Contoh shalat Ashar di atas itu, ialah tatkala RasuluLlah masih hidup, jadi mudah untuk merujuk kepada beliau. Karena sekarang ini kita sudah jauh dari zaman RasuluLlah SAW, lagi pula banyaknya isme-isme yang mempengaruhi ummat Islam, maka kita harus jeli melihat hidangan-hidangan yang seba-neka itu, mana yang ada terhidang berbingkai meja yang dimaksud Pak Quraisy.

Dalam diskusi itu sebenarnya saya tidak bermaksud ikut bicara. Namun tatkala Pak Quraisy selesai menjawab tanggapan pada pukul 12.00, dan disambut oleh moderator Prof. H Ahmad Sewang memberikan kata akhir menutup acara diskusi, saya maju ke depan berbisik kepada keduanya Pak Quraisy dan Pak Ahmad untuk memberi saya 5 menit, berhubung tadi disepakati diskusi berakhir pukul 12.15. Pasalnya, ada pembicara mengemukakan Jaringan Ulil Absar yang dijawab Pak Quraisy hanya secara umum saja, tambahan pula mungkin banyak peserta diskusi yang belum pernah dengar nama jaringan yang seperti itu.

Maka saya kemukakan bahwa yang dimaksud oleh pembicara tadi Jariangan Ulil Absar adalah yang menamakan diri Jaringan Islam Liberal (JIL). Saya tegaskan dalam pembicaraan saya itu, bahwa JIL itu hidangannya tidak ada dalam bingkai meja yang dimaksud Pak Quraisy. Adapun alasannya ialah JIL menganggap sekularisme, liberalisme dan pluralisme adalah kebenaran mutlak dan dijadikan paradigma untuk mengkritisi Al-Quran.

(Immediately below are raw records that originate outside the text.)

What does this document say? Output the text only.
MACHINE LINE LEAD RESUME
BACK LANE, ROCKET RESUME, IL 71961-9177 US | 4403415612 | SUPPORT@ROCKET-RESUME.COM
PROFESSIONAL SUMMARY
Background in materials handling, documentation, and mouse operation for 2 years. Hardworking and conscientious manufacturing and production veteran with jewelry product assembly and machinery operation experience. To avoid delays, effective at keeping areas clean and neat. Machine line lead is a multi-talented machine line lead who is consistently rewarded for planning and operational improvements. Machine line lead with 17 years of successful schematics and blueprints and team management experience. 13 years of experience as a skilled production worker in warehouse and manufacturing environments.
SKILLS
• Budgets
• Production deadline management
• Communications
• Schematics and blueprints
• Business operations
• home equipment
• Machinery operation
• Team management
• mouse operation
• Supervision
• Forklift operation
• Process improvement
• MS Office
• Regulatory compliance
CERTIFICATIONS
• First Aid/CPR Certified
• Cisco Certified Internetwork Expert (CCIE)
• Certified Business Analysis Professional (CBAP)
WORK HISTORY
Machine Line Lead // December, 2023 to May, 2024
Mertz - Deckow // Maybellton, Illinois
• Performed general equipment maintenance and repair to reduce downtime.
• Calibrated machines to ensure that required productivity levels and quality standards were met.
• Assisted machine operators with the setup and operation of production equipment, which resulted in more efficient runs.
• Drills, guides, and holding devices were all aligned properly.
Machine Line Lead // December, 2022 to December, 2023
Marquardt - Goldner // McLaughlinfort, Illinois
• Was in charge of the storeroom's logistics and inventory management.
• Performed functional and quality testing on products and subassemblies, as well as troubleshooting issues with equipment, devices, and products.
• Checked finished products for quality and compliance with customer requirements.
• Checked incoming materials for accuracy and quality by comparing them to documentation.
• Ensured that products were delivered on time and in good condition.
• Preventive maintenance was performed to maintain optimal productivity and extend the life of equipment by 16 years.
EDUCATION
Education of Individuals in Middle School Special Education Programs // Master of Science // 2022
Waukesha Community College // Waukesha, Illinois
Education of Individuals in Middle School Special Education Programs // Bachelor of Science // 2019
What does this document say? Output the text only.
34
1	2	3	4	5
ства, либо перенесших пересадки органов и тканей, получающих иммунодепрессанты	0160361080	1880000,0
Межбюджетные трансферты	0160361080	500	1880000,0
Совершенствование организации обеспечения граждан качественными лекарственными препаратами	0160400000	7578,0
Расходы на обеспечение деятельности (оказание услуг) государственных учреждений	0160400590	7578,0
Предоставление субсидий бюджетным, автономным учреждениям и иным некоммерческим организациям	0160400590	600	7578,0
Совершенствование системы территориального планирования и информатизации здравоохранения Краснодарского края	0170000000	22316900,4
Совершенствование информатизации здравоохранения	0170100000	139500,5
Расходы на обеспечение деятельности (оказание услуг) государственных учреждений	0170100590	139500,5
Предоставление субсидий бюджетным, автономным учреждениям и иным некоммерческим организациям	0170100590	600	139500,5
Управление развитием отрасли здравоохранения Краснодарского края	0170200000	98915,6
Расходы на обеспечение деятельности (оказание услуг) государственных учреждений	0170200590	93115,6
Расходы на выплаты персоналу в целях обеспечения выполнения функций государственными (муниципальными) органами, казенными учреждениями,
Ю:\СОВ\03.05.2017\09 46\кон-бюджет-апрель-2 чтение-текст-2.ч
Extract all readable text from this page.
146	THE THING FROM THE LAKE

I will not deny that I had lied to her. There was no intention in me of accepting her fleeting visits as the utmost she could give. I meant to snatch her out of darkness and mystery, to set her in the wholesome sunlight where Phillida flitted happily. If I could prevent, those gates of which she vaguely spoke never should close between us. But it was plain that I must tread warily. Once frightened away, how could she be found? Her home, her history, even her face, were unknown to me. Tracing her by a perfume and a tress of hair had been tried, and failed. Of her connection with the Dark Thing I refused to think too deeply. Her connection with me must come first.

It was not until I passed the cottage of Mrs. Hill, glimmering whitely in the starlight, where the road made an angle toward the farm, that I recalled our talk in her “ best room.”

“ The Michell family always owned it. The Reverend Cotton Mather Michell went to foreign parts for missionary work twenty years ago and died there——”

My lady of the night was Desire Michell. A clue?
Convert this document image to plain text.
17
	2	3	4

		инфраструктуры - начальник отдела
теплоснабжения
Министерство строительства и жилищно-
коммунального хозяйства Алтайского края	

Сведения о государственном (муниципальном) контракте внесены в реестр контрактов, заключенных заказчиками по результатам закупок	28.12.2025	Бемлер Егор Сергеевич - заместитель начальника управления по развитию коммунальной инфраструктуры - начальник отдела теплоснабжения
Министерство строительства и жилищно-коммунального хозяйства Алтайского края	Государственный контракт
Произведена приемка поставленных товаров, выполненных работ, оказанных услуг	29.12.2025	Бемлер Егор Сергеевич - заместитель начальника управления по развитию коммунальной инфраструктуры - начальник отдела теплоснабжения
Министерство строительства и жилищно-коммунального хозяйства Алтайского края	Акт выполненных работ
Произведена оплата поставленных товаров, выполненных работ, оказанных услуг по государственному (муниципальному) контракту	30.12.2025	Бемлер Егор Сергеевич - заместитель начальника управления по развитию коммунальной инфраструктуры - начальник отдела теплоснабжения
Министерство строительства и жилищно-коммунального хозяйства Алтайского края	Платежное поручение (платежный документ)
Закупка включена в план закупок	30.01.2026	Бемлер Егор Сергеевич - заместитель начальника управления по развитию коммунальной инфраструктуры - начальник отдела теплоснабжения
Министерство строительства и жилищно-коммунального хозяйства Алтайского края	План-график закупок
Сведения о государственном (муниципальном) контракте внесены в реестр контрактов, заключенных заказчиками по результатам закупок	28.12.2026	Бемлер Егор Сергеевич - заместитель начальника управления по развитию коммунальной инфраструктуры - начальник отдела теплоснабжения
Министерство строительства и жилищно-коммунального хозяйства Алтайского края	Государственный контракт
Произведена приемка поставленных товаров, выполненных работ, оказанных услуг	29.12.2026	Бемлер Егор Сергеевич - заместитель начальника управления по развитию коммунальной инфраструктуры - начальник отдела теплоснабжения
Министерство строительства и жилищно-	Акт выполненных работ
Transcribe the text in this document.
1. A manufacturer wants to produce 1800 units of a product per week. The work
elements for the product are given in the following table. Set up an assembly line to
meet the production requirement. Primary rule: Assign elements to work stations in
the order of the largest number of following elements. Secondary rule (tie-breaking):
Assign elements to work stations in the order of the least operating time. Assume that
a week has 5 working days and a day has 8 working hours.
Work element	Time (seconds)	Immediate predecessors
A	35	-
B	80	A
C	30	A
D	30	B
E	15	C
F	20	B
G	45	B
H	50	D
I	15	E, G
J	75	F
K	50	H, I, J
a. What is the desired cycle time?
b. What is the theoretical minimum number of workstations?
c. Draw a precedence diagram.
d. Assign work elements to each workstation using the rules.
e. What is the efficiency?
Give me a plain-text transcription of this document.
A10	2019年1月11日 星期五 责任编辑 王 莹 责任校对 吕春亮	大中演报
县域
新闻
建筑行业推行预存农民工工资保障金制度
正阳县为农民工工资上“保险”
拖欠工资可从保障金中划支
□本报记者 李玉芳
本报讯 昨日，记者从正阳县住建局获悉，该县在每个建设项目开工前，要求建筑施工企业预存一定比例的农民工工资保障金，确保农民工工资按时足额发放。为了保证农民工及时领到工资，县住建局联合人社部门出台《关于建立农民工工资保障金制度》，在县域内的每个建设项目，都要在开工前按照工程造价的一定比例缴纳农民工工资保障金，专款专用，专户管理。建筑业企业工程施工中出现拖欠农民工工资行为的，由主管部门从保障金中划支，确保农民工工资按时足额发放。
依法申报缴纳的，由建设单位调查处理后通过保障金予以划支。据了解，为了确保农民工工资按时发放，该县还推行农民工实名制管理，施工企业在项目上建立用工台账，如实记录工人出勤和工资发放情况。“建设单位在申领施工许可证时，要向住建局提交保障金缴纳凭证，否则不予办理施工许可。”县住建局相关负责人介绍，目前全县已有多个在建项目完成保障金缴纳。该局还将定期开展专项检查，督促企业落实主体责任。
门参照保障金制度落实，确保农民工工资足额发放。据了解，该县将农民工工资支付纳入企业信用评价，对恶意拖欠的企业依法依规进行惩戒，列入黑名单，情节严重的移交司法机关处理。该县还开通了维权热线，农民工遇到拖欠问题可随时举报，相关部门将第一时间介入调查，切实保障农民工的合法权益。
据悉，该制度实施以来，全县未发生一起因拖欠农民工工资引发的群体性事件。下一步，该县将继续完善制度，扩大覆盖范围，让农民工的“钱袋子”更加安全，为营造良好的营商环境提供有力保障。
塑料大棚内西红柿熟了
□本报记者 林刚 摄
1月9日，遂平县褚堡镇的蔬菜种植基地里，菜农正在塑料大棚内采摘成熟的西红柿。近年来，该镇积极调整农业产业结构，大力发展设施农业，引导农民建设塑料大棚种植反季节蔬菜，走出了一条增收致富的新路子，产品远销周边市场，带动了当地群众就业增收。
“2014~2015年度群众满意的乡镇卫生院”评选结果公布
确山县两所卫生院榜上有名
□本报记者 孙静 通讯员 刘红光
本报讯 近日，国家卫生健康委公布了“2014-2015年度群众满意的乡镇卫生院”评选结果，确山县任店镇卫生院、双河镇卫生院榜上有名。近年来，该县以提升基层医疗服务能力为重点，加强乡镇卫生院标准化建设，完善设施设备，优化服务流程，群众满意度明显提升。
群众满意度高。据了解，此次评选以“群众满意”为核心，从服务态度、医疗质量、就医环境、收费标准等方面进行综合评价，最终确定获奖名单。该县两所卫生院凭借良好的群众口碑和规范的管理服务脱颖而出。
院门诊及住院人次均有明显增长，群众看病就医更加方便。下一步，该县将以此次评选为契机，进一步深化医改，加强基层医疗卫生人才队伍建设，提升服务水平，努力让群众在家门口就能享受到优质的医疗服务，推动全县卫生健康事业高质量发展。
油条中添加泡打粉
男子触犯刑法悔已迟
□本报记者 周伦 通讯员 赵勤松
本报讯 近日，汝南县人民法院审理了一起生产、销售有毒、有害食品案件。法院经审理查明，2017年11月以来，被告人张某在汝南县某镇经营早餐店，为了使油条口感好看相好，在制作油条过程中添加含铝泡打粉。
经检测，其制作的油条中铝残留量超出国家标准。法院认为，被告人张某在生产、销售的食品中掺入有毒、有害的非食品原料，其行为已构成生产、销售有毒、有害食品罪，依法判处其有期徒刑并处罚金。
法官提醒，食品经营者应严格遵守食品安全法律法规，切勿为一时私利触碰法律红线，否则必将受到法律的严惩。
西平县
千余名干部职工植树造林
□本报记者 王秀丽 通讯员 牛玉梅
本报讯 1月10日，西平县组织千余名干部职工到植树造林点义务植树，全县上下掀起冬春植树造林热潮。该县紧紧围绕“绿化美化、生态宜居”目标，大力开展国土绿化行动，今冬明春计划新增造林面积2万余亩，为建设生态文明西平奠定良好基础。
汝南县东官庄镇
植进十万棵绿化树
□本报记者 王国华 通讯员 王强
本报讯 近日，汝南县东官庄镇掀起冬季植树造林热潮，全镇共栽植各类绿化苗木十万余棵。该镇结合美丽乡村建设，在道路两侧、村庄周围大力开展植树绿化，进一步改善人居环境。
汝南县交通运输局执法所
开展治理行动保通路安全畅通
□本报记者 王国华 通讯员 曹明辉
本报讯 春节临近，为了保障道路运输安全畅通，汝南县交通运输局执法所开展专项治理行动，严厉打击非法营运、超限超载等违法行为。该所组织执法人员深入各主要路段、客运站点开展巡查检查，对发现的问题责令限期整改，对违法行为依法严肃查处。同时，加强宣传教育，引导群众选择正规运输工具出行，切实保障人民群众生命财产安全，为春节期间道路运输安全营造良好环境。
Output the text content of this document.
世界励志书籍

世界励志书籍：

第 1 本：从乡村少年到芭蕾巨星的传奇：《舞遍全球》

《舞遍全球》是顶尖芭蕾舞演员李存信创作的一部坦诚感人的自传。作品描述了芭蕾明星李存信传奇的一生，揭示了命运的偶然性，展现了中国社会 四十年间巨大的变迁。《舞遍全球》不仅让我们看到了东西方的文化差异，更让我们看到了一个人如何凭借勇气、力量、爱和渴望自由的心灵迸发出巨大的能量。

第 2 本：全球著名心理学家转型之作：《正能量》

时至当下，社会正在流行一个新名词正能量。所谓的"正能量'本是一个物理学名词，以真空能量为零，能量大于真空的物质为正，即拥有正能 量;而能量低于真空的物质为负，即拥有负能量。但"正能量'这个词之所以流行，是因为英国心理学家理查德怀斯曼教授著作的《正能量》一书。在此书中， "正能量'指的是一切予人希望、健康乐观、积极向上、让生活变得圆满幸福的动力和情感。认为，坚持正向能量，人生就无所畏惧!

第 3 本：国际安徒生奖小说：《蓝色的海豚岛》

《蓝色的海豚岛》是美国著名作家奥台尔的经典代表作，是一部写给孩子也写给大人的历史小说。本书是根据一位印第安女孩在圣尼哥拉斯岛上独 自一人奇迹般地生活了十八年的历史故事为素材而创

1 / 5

Apa yang saya kemukakan itu dibenarkan oleh Pak Quraisy dengan menambahkan bahwa Ulil menganggap Al-Quran itu biasa-biasa saja, ya seperti buku sastra biasa saja. Itukan tidak benar, demikian Pak Quraisy, yang maksudnya terletak di luar bingkai meja tempat hidangan disajikan.

Alhasil bebas memilih bukan secara liberal, melainkan bebas memilih di antara hidangan yang terhidang di atas meja, di mana hidangan di atasnya, itu semuanya benar: "Bersatu dalam 'Aqidah, Toleransi dalam Khilafiyah-Furu'iyah." WaLlahu a'lamu bisshawab.